24/10/10

¿Qué nos pasaba? Merche ya no era la misma. Me aterrorizaba la idea de que ya no fuese feliz a mi lado e incluso empecé a temer que mis besos de bienvenida en su mejilla algún día los reprochase. Hacía semanas que no me esperaba para la cena, me dejaba una fiambrera en la nevera para que calentase en el microondas, pero a mí se me quitaba el apetito, es más, jamás tenía hambre por las noches y si cenaba era por estar con ella, por eso nunca llegué a abrir ninguna fiambrera. Poco a poco dejó de poner en agua mis flores y dejaba que muriesen a los pocos días.

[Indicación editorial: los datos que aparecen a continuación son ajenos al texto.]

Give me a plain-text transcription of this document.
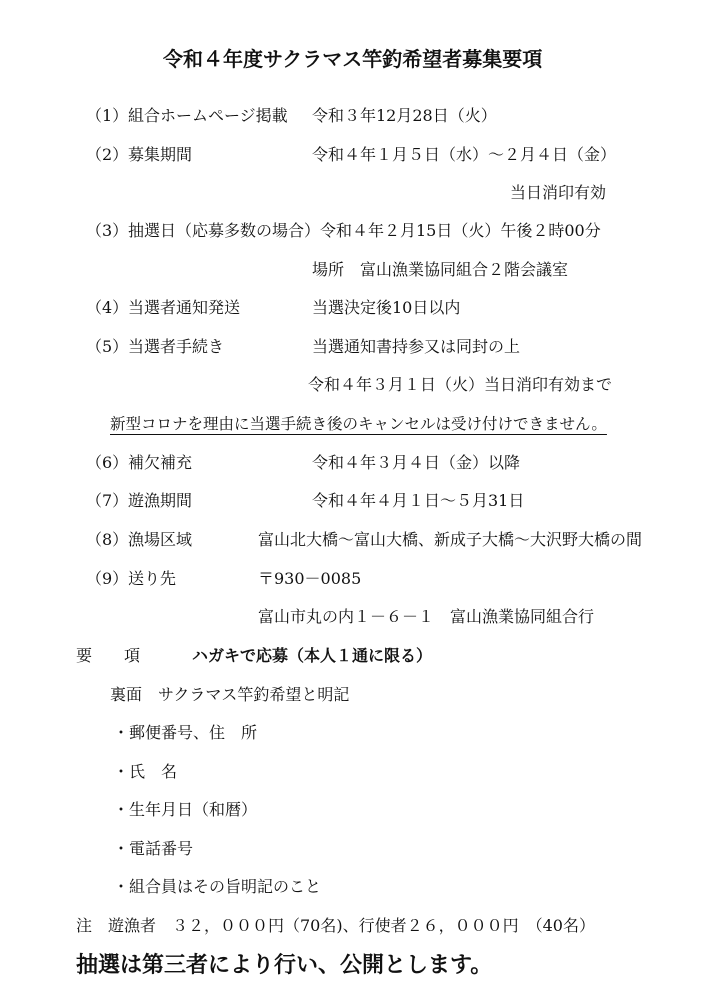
令和４年度サクラマス竿釣希望者募集要項
（1） 組合ホームページ掲載 令和３年12月28日（火）
（2） 募集期間	令和４年１月５日（水）～２月４日（金）
当日消印有効
（3） 抽選日（応募多数の場合） 令和４年２月15日（火）午後２時00分
場所　富山漁業協同組合２階会議室
（4） 当選者通知発送	当選決定後10日以内
（5） 当選者手続き	当選通知書持参又は同封の上
令和４年３月１日（火）当日消印有効まで
新型コロナを理由に当選手続き後のキャンセルは受け付けできません。
（6） 補欠補充	令和４年３月４日（金）以降
（7） 遊漁期間	令和４年４月１日～５月31日
（8） 漁場区域	富山北大橋～富山大橋、新成子大橋～大沢野大橋の間
（9） 送り先	〒930－0085
富山市丸の内１－６－１　富山漁業協同組合行
要　　項	ハガキで応募（本人１通に限る）
裏面　サクラマス竿釣希望と明記
・郵便番号、住　所
・氏　名
・生年月日（和暦）
・電話番号
・組合員はその旨明記のこと
注　遊漁者　３２，０００円（70名)、行使者２６，０００円　（40名）
抽選は第三者により行い、公開とします。
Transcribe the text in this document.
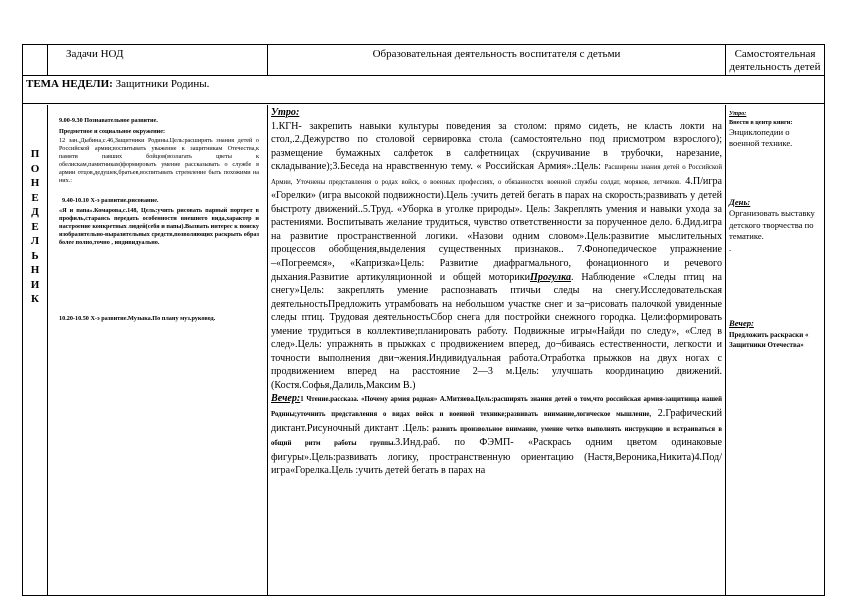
Задачи НОД	Образовательная деятельность воспитателя с детьми	Самостоятельная деятельность детей
ТЕМА НЕДЕЛИ: Защитники Родины.
П
О
Н
Е
Д
Е
Л
Ь
Н
И
К
9.00-9.30 Познавательное развитие.
Предметное и социальное окружение:
12 зан.,Дыбина,с.46,Защитники Родины.Цель:расширять знания детей о Российской армии;воспитывать уважение к защитникам Отечества,к памяти павших бойцов(возлагать цветы к обелискам,памятникам)формировать умение рассказывать о службе в армии отцов,дедушек,братьев,воспитывать стремление быть похожими на них.:
9.40-10.10 Х-э развитие.рисование.
«Я и папа».Комарова,с.148, Цель:учить рисовать парный портрет в профиль,стараясь передать особенности внешнего вида,характер и настроение конкретных людей(себя и папы).Вызвать интерес к поиску изобразительно-выразительных средств,позволяющих раскрыть образ более полно,точно , индивидуально.
10.20-10.50 Х-э развитие.Музыка.По плану муз.руковод.

Утро:

1.КГН- закрепить навыки культуры поведения за столом: прямо сидеть, не класть локти на стол,.2.Дежурство по столовой сервировка стола (самостоятельно под присмотром взрослого); размещение бумажных салфеток в салфетницах (скручивание в трубочки, нарезание, складывание);3.Беседа на нравственную тему. « Российская Армия».:Цель: Расширены знания детей о Российской Армии, Уточнены представления о родах войск, о военных профессиях, о обязанностях военной службы солдат, моряков, летчиков. 4.П/игра «Горелки» (игра высокой подвижности).Цель :учить детей бегать в парах на скорость;развивать у детей быстроту движений..5.Труд. «Уборка в уголке природы». Цель: Закреплять умения и навыки ухода за растениями. Воспитывать желание трудиться, чувство ответственности за порученное дело. 6.Дид.игра на развитие пространственной логики. «Назови одним словом».Цель:развитие мыслительных процессов обобщения,выделения существенных признаков.. 7.Фонопедическое упражнение –«Погреемся», «Капризка»Цель: Развитие диафрагмального, фонационного и речевого дыхания.Развитие артикуляционной и общей моторикиПрогулка. Наблюдение «Следы птиц на снегу»Цель: закреплять умение распознавать птичьи следы на снегу.Исследовательская деятельностьПредложить утрамбовать на небольшом участке снег и за¬рисовать палочкой увиденные следы птиц. Трудовая деятельностьСбор снега для постройки снежного городка. Цели:формировать умение трудиться в коллективе;планировать работу. Подвижные игры«Найди по следу», «След в след».Цель: упражнять в прыжках с продвижением вперед, до¬биваясь естественности, легкости и точности выполнения дви¬жения.Индивидуальная работа.Отработка прыжков на двух ногах с продвижением вперед на расстояние 2—3 м.Цель: улучшать координацию движений.(Костя.Софья,Далиль,Максим В.)

Вечер:1 Чтение.рассказа. «Почему армия родная» А.Митяева.Цель:расширять знания детей о том,что российская армия-защитница нашей Родины;уточнить представления о видах войск и военной технике;развивать внимание,логическое мышление, 2.Графический диктант.Рисуночный диктант .Цель: развить произвольное внимание, умение четко выполнять инструкцию и встраиваться в общий ритм работы группы.3.Инд.раб. по ФЭМП- «Раскрась одним цветом одинаковые фигуры».Цель:развивать логику, пространственную ориентацию (Настя,Вероника,Никита)4.Под/игра«Горелка.Цель :учить детей бегать в парах на

Утро:

Внести в центр книги:

Энциклопедии о военной технике.

День:

Организовать выставку детского творчества по тематике.

.

Вечер:

Предложить раскраски « Защитники Отечества»
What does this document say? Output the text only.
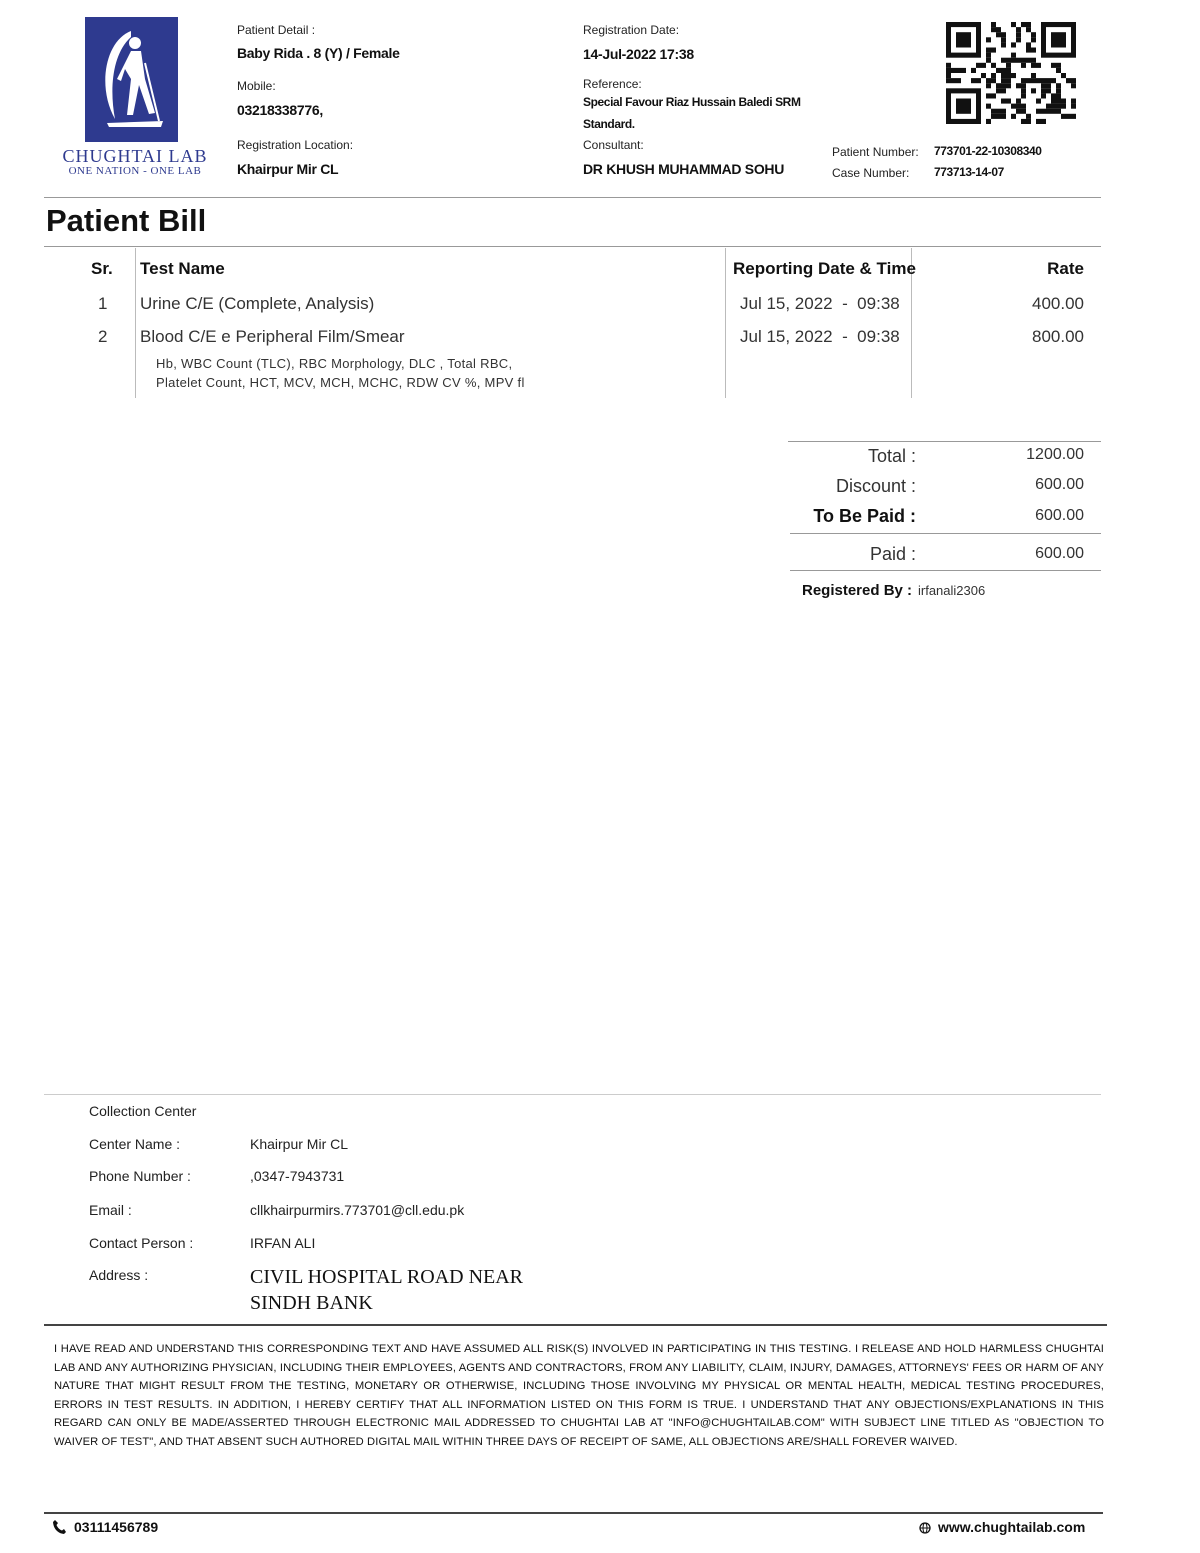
CHUGHTAI LAB
ONE NATION - ONE LAB
Patient Detail :
Baby Rida . 8 (Y) / Female
Mobile:
03218338776,
Registration Location:
Khairpur Mir CL
Registration Date:
14-Jul-2022 17:38
Reference:
Special Favour Riaz Hussain Baledi SRM
Standard.
Consultant:
DR KHUSH MUHAMMAD SOHU
Patient Number: 773701-22-10308340
Case Number: 773713-14-07
Patient Bill
Sr. Test Name	Reporting Date & Time	Rate
1 Urine C/E (Complete, Analysis)	Jul 15, 2022  -  09:38	400.00
2 Blood C/E e Peripheral Film/Smear	Jul 15, 2022  -  09:38	800.00
Hb, WBC Count (TLC), RBC Morphology, DLC , Total RBC,
Platelet Count, HCT, MCV, MCH, MCHC, RDW CV %, MPV fl
Total :	1200.00
Discount :	600.00
To Be Paid :	600.00
Paid :	600.00
Registered By : irfanali2306
Collection Center
Center Name :	Khairpur Mir CL
Phone Number :	,0347-7943731
Email :	cllkhairpurmirs.773701@cll.edu.pk
Contact Person :	IRFAN ALI
Address :	CIVIL HOSPITAL ROAD NEAR
SINDH BANK
I HAVE READ AND UNDERSTAND THIS CORRESPONDING TEXT AND HAVE ASSUMED ALL RISK(S) INVOLVED IN PARTICIPATING IN THIS TESTING. I RELEASE AND HOLD HARMLESS CHUGHTAI LAB AND ANY AUTHORIZING PHYSICIAN, INCLUDING THEIR EMPLOYEES, AGENTS AND CONTRACTORS, FROM ANY LIABILITY, CLAIM, INJURY, DAMAGES, ATTORNEYS' FEES OR HARM OF ANY NATURE THAT MIGHT RESULT FROM THE TESTING, MONETARY OR OTHERWISE, INCLUDING THOSE INVOLVING MY PHYSICAL OR MENTAL HEALTH, MEDICAL TESTING PROCEDURES, ERRORS IN TEST RESULTS. IN ADDITION, I HEREBY CERTIFY THAT ALL INFORMATION LISTED ON THIS FORM IS TRUE. I UNDERSTAND THAT ANY OBJECTIONS/EXPLANATIONS IN THIS REGARD CAN ONLY BE MADE/ASSERTED THROUGH ELECTRONIC MAIL ADDRESSED TO CHUGHTAI LAB AT "INFO@CHUGHTAILAB.COM" WITH SUBJECT LINE TITLED AS "OBJECTION TO WAIVER OF TEST", AND THAT ABSENT SUCH AUTHORED DIGITAL MAIL WITHIN THREE DAYS OF RECEIPT OF SAME, ALL OBJECTIONS ARE/SHALL FOREVER WAIVED.
03111456789	www.chughtailab.com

No me hablaba de nada a penas y cuando le preguntaba ni siquiera me miraba a los ojos para decirme muy bajito que no pasaba nada. Como no me hablaba decidí escribirle una carta que leyó y dejó en su mesita de noche, pero no me dijo nada al respecto. Hasta que un día, llegué como siempre, tarde, del trabajo y en la cocina había un jarrón hermoso que contenía unos preciosos tulipanes lilas con una nota que decía ‘’te quiere, Fernando’’. Ni siquiera me atreví a preguntarme de que Fernando se trataba: si del vecino de dos pisos más abajo, o de su compañero de trabajo, o del panadero; me daba igual quien fuese porqué ya había otro en su vida. Así pues, dejé el clavel blanco que le traje ese día al cual los tulipanes a su lado le hacían pequeño e indefenso, pero él siempre fiel, se mantuvo ahí.
Me marché, para siempre.
Me hablaba del tiempo, pero eso no hacía que los minutos pasasen más deprisa ni que la espera no se hiciese letal. Yo ni siquiera le escuchaba y él se daba cuenta, por eso interrumpió su monólogo para decirme ‘‘no te preocupes, cariño, todo va a salir bien’’. En ese momento me vi obligada a ir a la máquina de refrescos a por uno de ellos qué, por cierto, debían de reponer hace poco, pues estaba del tiempo; le di un sorbo y ahí se quedó. Mi padre acabó levantándose, no podía estar quieto, daba vueltas de un lado a otro del pasillo con las manos en los bolsillos y mirando a sus pies, las enfermeras ya se habían cansado de decirle que se sentase, pero le resultaba inevitable dejar de hacerlo. Era una maldita prueba, pero pese a eso debíamos estar preparados y, no lo estábamos. Se abrió, al fin, la puerta de la consulta 7 y mi padre corrió hacia allí, yo, me levanté y me quedé quieta delante del asiento, entonces salió mi madre con un sobre blanco en la mano, detrás, el médico con una mano en el hombro de mi madre y con el gesto de su cara nos hizo saber a mi padre y a mi que lo sentía; mis padres, entonces, se abrazaron y yo caí en el asiento y rompí a llorar.